Petroleum consumption in the country has cratered in the last year or so, and the reasons have been talked of many times in this space. The latest OMC sales on the whole look the same where volumes of the three main petroleum products together remained down by almost 7 percent year-on-year in 4MFY20, where the major drag came from the furnace oil and high speed diesel. The reason for the decline furnace oil volumes(16% YoY) is well known as furnace oil is aggressively being replaced from the power sector; whereas high speed diesel suffers from excessive smuggling of the same as well as slow economic growth in the country. On the other hand, motor gasoline supported the overall sales by the oil marketing companies.

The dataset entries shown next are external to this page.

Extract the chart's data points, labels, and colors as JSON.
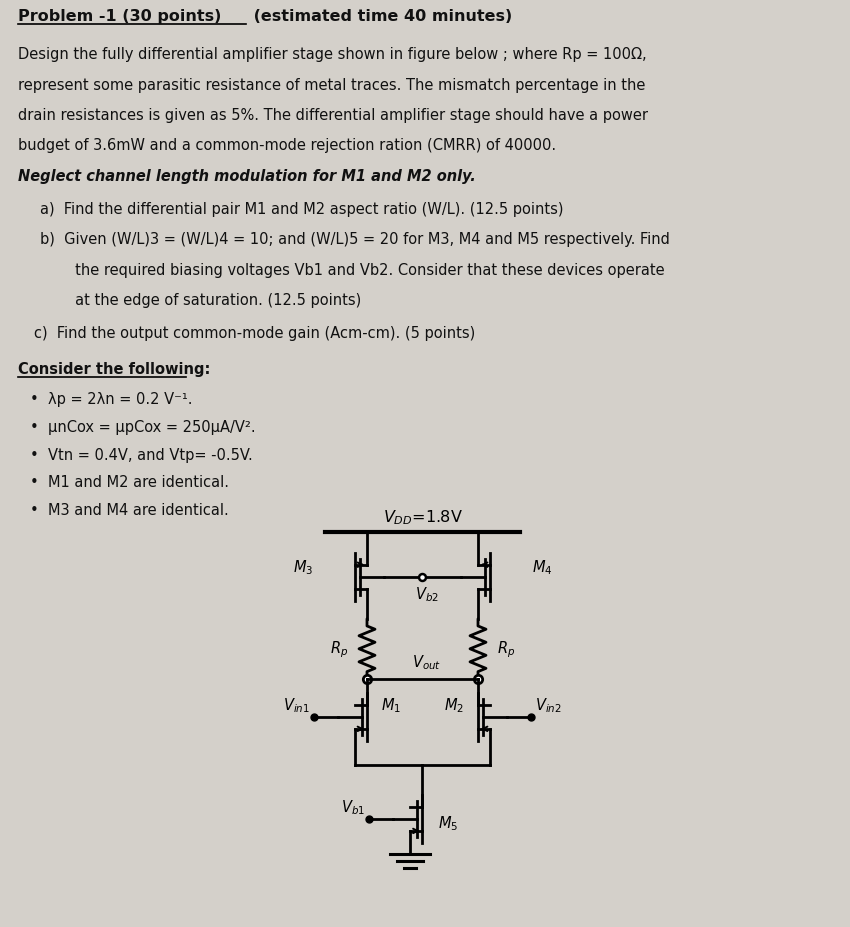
{
  "bg_color": "#d4d0ca",
  "text_color": "#111111",
  "fig_w": 8.5,
  "fig_h": 9.28,
  "dpi": 100,
  "title_bold": "Problem -1 (30 points)",
  "title_normal": " (estimated time 40 minutes)",
  "body_lines": [
    "Design the fully differential amplifier stage shown in figure below ; where Rp = 100Ω,",
    "represent some parasitic resistance of metal traces. The mismatch percentage in the",
    "drain resistances is given as 5%. The differential amplifier stage should have a power",
    "budget of 3.6mW and a common-mode rejection ration (CMRR) of 40000."
  ],
  "bold_italic_line": "Neglect channel length modulation for M1 and M2 only.",
  "sub_a": "a)  Find the differential pair M1 and M2 aspect ratio (W/L). (12.5 points)",
  "sub_b1": "b)  Given (W/L)3 = (W/L)4 = 10; and (W/L)5 = 20 for M3, M4 and M5 respectively. Find",
  "sub_b2": "     the required biasing voltages Vb1 and Vb2. Consider that these devices operate",
  "sub_b3": "     at the edge of saturation. (12.5 points)",
  "sub_c": "c)  Find the output common-mode gain (Acm-cm). (5 points)",
  "consider_header": "Consider the following:",
  "bullet1": "λp = 2λn = 0.2 V⁻¹.",
  "bullet2": "μnCox = μpCox = 250μA/V².",
  "bullet3": "Vtn = 0.4V, and Vtp= -0.5V.",
  "bullet4": "M1 and M2 are identical.",
  "bullet5": "M3 and M4 are identical.",
  "vdd_text": "V",
  "vdd_sub": "DD",
  "vdd_val": "=1.8V",
  "m3_text": "M",
  "m3_sub": "3",
  "m4_text": "M",
  "m4_sub": "4",
  "vb2_text": "V",
  "vb2_sub": "b2",
  "rp_text": "R",
  "rp_sub": "p",
  "vout_text": "V",
  "vout_sub": "out",
  "vin1_text": "V",
  "vin1_sub": "in1",
  "m1_text": "M",
  "m1_sub": "1",
  "m2_text": "M",
  "m2_sub": "2",
  "vin2_text": "V",
  "vin2_sub": "in2",
  "vb1_text": "V",
  "vb1_sub": "b1",
  "m5_text": "M",
  "m5_sub": "5"
}
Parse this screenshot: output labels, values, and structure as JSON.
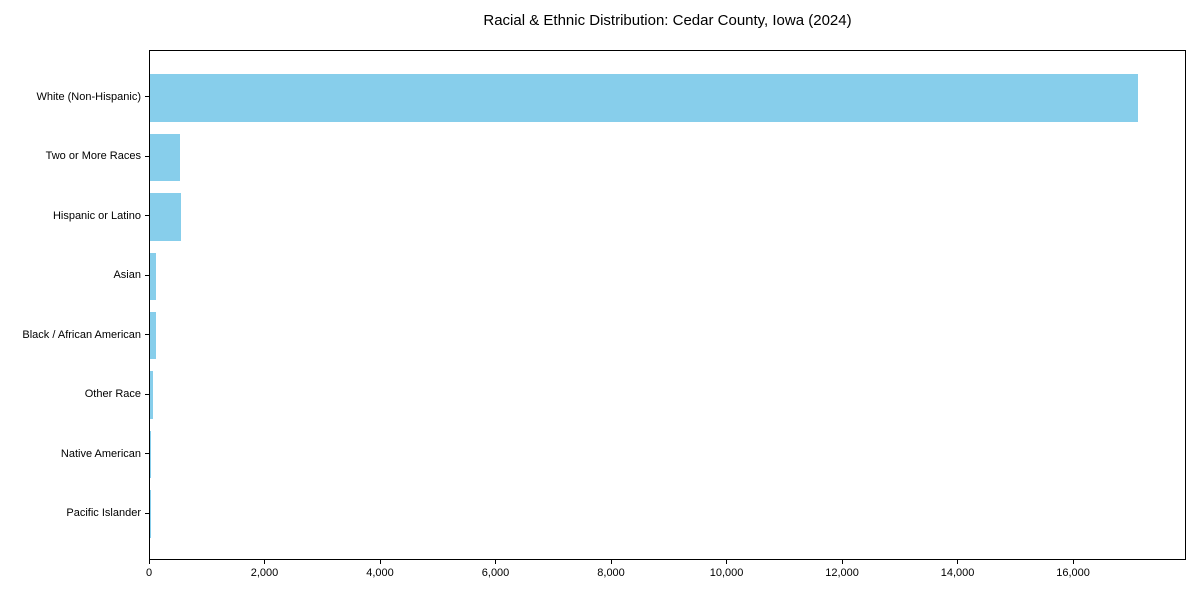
{
  "figure": {
    "background": "#ffffff"
  },
  "chart_data": {
    "type": "bar",
    "orientation": "horizontal",
    "title": "Racial & Ethnic Distribution: Cedar County, Iowa (2024)",
    "categories": [
      "White (Non-Hispanic)",
      "Two or More Races",
      "Hispanic or Latino",
      "Asian",
      "Black / African American",
      "Other Race",
      "Native American",
      "Pacific Islander"
    ],
    "values": [
      17100,
      520,
      535,
      105,
      100,
      50,
      15,
      5
    ],
    "bar_color": "#87ceeb",
    "xlabel": "",
    "ylabel": "",
    "xlim": [
      0,
      17955
    ],
    "xticks": [
      0,
      2000,
      4000,
      6000,
      8000,
      10000,
      12000,
      14000,
      16000
    ],
    "xtick_labels": [
      "0",
      "2,000",
      "4,000",
      "6,000",
      "8,000",
      "10,000",
      "12,000",
      "14,000",
      "16,000"
    ],
    "grid": false,
    "legend": null,
    "axis_color": "#000000",
    "text_color": "#000000"
  }
}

The year-on-year trend in October 2019 has been no different but the month-on-month comparison shows an interesting twist. Following the month-on-month recovery in HSD volumes in September 2019 where bulk was attributed to low base in the preceding month (Aug-2019), HSD volumes sold by the oil marketing companies have seen an increase of around 19 percent month-on-month in October 2019, and an improvement in diesel volumes these days is encouraging as its consumption is positively linked to economic activity. Whether an economic turnaround is around the corner or it’s too early to predict a rebound in the industrial growth – growth in HSD consumption for two consecutive months is noticeable and a good sign especially after it started plummeting in mid 2018 especially when there is still no respite on the smuggling aspect, nor it’s pricing.

With overall petroleum sales under pressure, the market shares of the OMCs have also seen contraction off late amid intense competition. However, in recent months especially the summer season, PSO regained some of its lost market share primarily due to its increase in sales of furnace oil. Among other listed players, HASCOL that has lost significant market share in the last one year and stood at 5 percent in 1QFY20 versus 13 percent in 1QFY19, has finally seen a recovery in its share, which could be due to a change in policy after dismal 9MCY19 financial performance.